Austrian rhythmic gymnast

Valentina Domenig-Ozimic (born 10 March 2005) is an Austrian rhythmic gymnast. She represents her country in international competitions.

== Personal life ==
Valentina took up gymnastics at age six, she now trains at the national gymnastics centre in Vienna. Her dream is to compete at the Olympic Games. She studied at the European class at the Ursulines' private high school in Graz.

== Career ==
Domenig-Ozimic debuted at the 2019 Junior World Championships in Moscow, where she ended 28th in teams,42nd with clubs final and 33rd with ribbon.

In 2021 she became a senior, at the World Cup in Sofia she was 52nd in the All-Around, 54th with hoop, 46th with ball, 52nd with clubs and 52nd with ribbon. In May she competed in Pesaro, ending 37th in the All-Around, 37th with hoop, 34th with ball, 32nd with clubs and 39th with ribbon. Valentina was then selected for the European Championships in Varna along Nicol Ruprecht, she was 54th in the All-Around, 54th with hoop, 54th with ball, 60th with clubs and 64th with ribbon. She also participated in the World Championships in Kitakyushu, ending 53rd in the All-Around, 51st with hoop, 59th with ball, 48th with clubs and 61st with ribbon.

The 2022 season started at the World Cup in Pesaro, she was 37th in the All-Around, 37th with hoop, 34th with ball, 32nd with clubs and 39th with ribbon.

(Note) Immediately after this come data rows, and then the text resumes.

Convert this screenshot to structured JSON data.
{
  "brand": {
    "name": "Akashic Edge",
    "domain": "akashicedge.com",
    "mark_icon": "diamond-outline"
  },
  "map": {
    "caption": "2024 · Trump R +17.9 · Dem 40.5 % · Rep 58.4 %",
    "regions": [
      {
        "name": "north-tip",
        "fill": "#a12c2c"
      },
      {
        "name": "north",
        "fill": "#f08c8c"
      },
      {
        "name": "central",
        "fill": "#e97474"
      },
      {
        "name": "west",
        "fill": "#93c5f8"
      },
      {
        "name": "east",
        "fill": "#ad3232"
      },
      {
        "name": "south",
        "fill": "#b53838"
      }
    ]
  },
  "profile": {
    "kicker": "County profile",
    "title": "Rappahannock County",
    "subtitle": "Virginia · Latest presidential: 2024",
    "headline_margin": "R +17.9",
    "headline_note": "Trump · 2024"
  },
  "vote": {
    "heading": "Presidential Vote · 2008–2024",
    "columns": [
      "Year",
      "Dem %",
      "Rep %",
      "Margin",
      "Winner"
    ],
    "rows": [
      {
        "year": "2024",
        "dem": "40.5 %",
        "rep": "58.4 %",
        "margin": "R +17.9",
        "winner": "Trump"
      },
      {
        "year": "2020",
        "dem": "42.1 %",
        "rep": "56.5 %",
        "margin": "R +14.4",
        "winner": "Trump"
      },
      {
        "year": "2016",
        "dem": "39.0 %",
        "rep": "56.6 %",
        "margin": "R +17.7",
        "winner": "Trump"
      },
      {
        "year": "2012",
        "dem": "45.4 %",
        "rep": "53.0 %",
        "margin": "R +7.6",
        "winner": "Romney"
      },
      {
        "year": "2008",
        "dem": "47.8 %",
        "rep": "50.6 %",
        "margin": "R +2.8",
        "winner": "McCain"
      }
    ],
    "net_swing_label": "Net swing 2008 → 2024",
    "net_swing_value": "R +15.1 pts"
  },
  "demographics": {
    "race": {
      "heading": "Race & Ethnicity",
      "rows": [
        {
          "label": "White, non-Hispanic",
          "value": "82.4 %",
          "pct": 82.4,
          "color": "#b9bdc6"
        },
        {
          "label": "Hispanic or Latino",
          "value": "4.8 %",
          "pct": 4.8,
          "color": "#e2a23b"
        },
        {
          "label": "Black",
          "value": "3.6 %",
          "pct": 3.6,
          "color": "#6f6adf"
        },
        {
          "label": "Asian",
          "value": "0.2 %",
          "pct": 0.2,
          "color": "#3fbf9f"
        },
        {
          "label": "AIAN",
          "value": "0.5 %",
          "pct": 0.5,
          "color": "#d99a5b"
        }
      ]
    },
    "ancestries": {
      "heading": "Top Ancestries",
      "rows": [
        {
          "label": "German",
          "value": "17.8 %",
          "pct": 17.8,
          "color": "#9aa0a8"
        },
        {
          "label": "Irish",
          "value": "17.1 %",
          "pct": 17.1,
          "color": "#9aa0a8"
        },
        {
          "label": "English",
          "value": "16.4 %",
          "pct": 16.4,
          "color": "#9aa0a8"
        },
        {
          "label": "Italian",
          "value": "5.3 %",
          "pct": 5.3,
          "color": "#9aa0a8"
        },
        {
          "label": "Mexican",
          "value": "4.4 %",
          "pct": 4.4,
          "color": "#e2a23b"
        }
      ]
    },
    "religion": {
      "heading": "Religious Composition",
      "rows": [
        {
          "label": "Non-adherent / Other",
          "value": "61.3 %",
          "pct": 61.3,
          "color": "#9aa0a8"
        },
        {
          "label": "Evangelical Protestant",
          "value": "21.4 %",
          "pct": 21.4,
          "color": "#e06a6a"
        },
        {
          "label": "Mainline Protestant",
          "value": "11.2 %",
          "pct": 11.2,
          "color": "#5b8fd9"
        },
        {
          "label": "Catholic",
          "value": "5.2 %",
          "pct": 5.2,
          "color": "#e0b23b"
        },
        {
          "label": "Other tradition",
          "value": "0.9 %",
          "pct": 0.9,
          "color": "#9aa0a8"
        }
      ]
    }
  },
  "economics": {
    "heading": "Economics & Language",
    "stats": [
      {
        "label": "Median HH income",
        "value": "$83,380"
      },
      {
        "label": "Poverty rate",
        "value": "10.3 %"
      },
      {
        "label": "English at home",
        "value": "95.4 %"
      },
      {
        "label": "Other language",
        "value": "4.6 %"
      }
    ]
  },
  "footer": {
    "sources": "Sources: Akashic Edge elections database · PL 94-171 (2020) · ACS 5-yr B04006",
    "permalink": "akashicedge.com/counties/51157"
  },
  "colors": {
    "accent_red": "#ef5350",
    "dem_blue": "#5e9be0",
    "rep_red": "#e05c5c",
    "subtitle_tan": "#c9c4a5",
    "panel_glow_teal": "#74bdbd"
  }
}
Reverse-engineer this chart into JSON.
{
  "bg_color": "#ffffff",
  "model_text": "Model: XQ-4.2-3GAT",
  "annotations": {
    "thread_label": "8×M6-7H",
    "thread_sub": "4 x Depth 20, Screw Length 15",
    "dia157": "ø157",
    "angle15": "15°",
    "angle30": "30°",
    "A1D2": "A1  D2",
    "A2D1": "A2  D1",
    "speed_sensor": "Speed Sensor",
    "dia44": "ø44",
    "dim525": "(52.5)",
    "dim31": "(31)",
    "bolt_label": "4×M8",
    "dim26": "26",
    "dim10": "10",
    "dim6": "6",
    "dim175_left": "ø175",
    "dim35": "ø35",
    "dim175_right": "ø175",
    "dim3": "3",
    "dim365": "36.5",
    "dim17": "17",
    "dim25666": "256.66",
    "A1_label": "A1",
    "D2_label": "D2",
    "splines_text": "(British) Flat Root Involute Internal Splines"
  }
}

She then took part in the European Championships in Tel Aviv, taking 51st place in the All-Around, 49th with hoop, 46th with ball, 58th with clubs and 62nd with ribbon. In September Valentina competed at the World Championships in Sofia, finishing 54th in the All-Around, 57th with hoop, 53rd with ball, 51st with clubs and 64th with ribbon.